Tuesday, May 14, 2013

The Development Set


From an unnamed colleague far saltier than me:

The Development Set
Excuse me, friends, I must catch my jet-
I’m off to join the Development Set;
My bags are packed, and I’ve had all my shots,
I have travellers’ checks, and shots for the trots

The Development Set is bright and noble,
Our thoughts are deep and our vision global;
Although we move with the better classes,
Our thoughts are always with the masses.

In Sheraton hotels in scattered nations,
We damn multinational corporations;
Injustice seems so easy to protest,
In such seething hotbeds of social rest.

We discuss malnutrition over steaks
And plan hunger talks during coffee breaks.
Whether Asian floods or African drought,
We face each issue with an open mouth.

We bring in consultants whose circumlocution
Raises difficulties for every solution-
Thus guaranteeing continued good eating
By showing the need for another meeting.

The language of the Development Set
Stretches the English alphabet;
We use swell words like ‘epigenetic’,
‘Micro’, ‘Macro’. and ‘logarithmetic’.

Development Set homes are extremely chic,
Full of carvings, curios and draped with batik.
Eye-level photographs subtly assure
That your host is at home with the rich and the poor.

Enough of these verses — on with the mission!
Our task is as broad as the human condition!
Just parry to God the biblical promise is true:
The poor ye shall always have with you.

Monday, May 13, 2013

Lessons learned [learnt]

Ugh ... time goes by like a spinning wheel while you feel like your spinning your wheels.

Neglecting a blog I guess isn't that big a deal, especially one as inspiring and as popular as mine.
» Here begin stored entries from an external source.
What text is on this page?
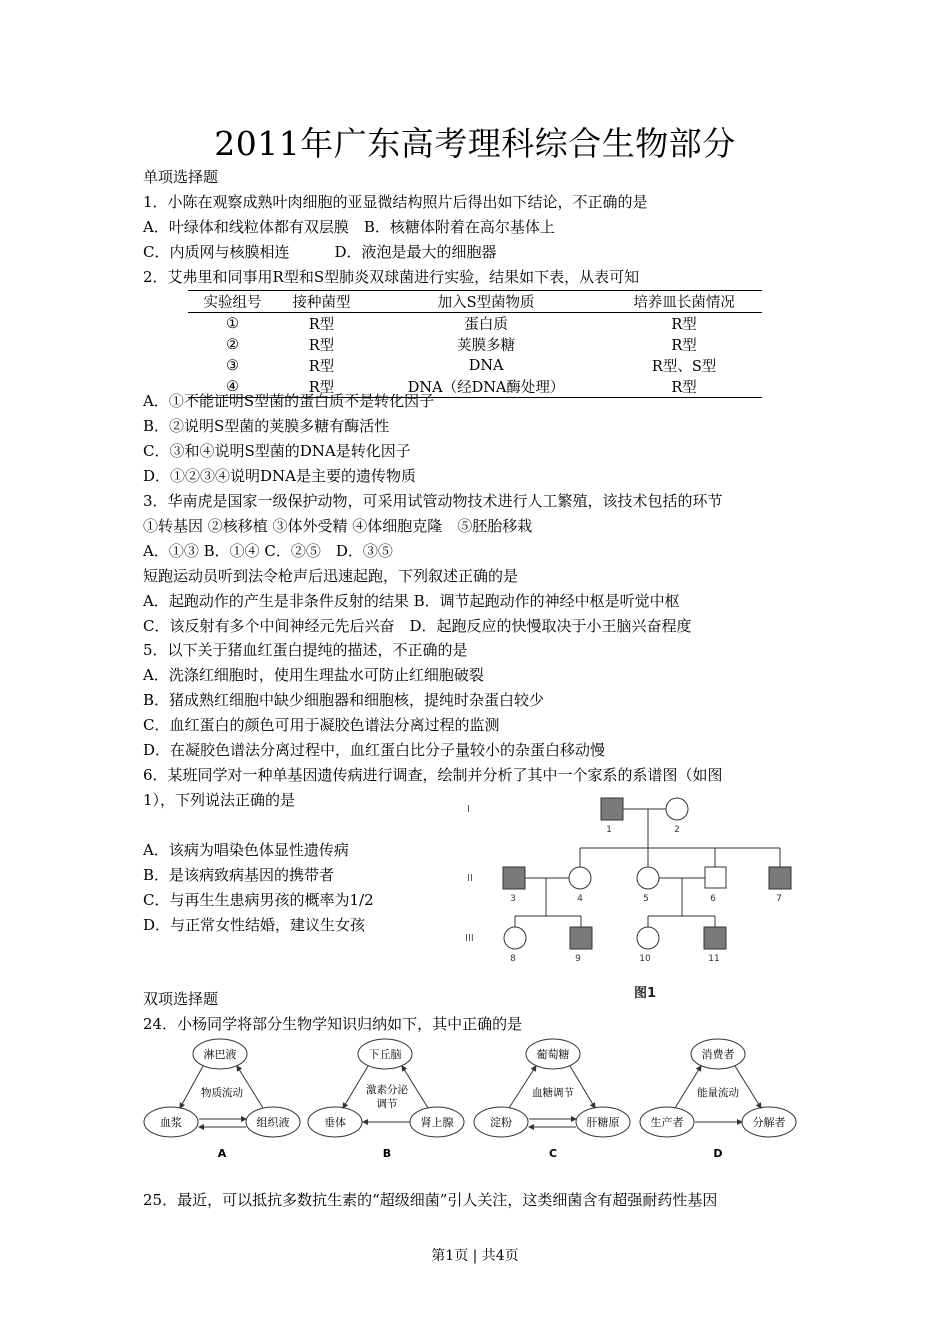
2011年广东高考理科综合生物部分
单项选择题
1．小陈在观察成熟叶肉细胞的亚显微结构照片后得出如下结论，不正确的是
A．叶绿体和线粒体都有双层膜　B．核糖体附着在高尔基体上
C．内质网与核膜相连　　　D．液泡是最大的细胞器
2．艾弗里和同事用R型和S型肺炎双球菌进行实验，结果如下表，从表可知
实验组号	接种菌型	加入S型菌物质	培养皿长菌情况
①	R型	蛋白质	R型
②	R型	荚膜多糖	R型
③	R型	DNA	R型、S型
④	R型	DNA（经DNA酶处理）	R型
A．①不能证明S型菌的蛋白质不是转化因子
B．②说明S型菌的荚膜多糖有酶活性
C．③和④说明S型菌的DNA是转化因子
D．①②③④说明DNA是主要的遗传物质
3．华南虎是国家一级保护动物，可采用试管动物技术进行人工繁殖，该技术包括的环节
①转基因 ②核移植 ③体外受精 ④体细胞克隆　⑤胚胎移栽
A．①③ B．①④ C．②⑤　D．③⑤
短跑运动员听到法令枪声后迅速起跑，下列叙述正确的是
A．起跑动作的产生是非条件反射的结果 B．调节起跑动作的神经中枢是听觉中枢
C．该反射有多个中间神经元先后兴奋　D．起跑反应的快慢取决于小王脑兴奋程度
5．以下关于猪血红蛋白提纯的描述，不正确的是
A．洗涤红细胞时，使用生理盐水可防止红细胞破裂
B．猪成熟红细胞中缺少细胞器和细胞核，提纯时杂蛋白较少
C．血红蛋白的颜色可用于凝胶色谱法分离过程的监测
D．在凝胶色谱法分离过程中，血红蛋白比分子量较小的杂蛋白移动慢
6．某班同学对一种单基因遗传病进行调查，绘制并分析了其中一个家系的系谱图（如图
1），下列说法正确的是
A．该病为唱染色体显性遗传病
B．是该病致病基因的携带者
C．与再生生患病男孩的概率为1/2
D．与正常女性结婚，建议生女孩
I
II
III
1	2
3	4	5	6	7
8	9	10	11
图1
双项选择题
24．小杨同学将部分生物学知识归纳如下，其中正确的是
淋巴液
血浆	组织液
物质流动
A
下丘脑
垂体	肾上腺
激素分泌
调节
B
葡萄糖
淀粉	肝糖原
血糖调节
C
消费者
生产者	分解者
能量流动
D
25．最近，可以抵抗多数抗生素的“超级细菌”引人关注，这类细菌含有超强耐药性基因
第1页 | 共4页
It's only the legacy that you used to post more often that drives you to post again, though with less frequency than before.

However, this is an agroecological blog; despite personal contexts being relative constraining to my particular holon, the universe that is Zambian agriculture stumbles along. May is roughly the beginning of autumn (if such a Westernization of the climate can be thus approximated) in terms of weather; however, the harvest started for most around the Ides of March. The above normal, but poorly distributed rainfall pattern crushed the maize crops in most cases; that three-week dry spell in the latter half of January and early February put away all chances of food security for the nonce. Most of the project farmers have called their conventional harvest a loss; the Conservation Agriculture was somewhat less so, but many of the poorest beneficiaries have already consumed whatever they grew and are already turning to other livelihood strategies, mainly basket fishing and piecework (food-for-labor). The groundnuts and bean crops were a failure as well; the groundnuts just can't find enough calcium in between the large particles of sand (not that it would matter anyway with the soil so dry that there was none in plant available form), and the beans were a magnet to every critter south of the Congo.

In the NGOs world, you never admit failure. Even if the walls are coming down around your head, you never say anything to the effect of "that was a big mistake" or "we shouldn't have done that". There is doubtless a great fear of failure, or admitting failure, because of the expectation that donor funding may   clamp down, shut off, end, etc. Instead, you refer to ongoing failures as "challenges" and confirmed failure as "lessons learned" [learnt in the Queen's Eng]). Some of our failures can be spun as follows:

Failure #1. Sugar beans should not have been selected as a third crop.
LL #1:       In future programming, sugar beans should not be utilized as a rotation crop.

Failure #2:  Selection of beneficiaries was incorrectly done and inadequately verified by staff and partners due to the high ratio of beneficiaries to officers, meaning numerous extremely poor beneficiaries were excluded from the programme.
LL #2:        Community leaders need to be sensitized in beneficiary selection criteria.

I could go on but I won't. This year logistically went the best of all three, but the heavens failed us. How do you write a lessons learned for poor rainfall distribution? Who do you blame? Where do you point the finger?

Oh well; I keep remembering what Grant said to Sherman on the evening of first day of the Battle of Shiloh (TN):

Sherman encountered Grant under a tree, sheltering himself from the pouring rain. He was smoking one of his cigars while considering his losses and planning for the next day. Sherman remarked, "Well, Grant, we've had the devil's own day, haven't we?" Grant looked up. "Yes," he replied, followed by a puff. "Yes. Lick 'em tomorrow, though."

Guess P.T.G. Beauregard didn't apply his lessons learnt. Now we just need to find our own Don Carlos Buell.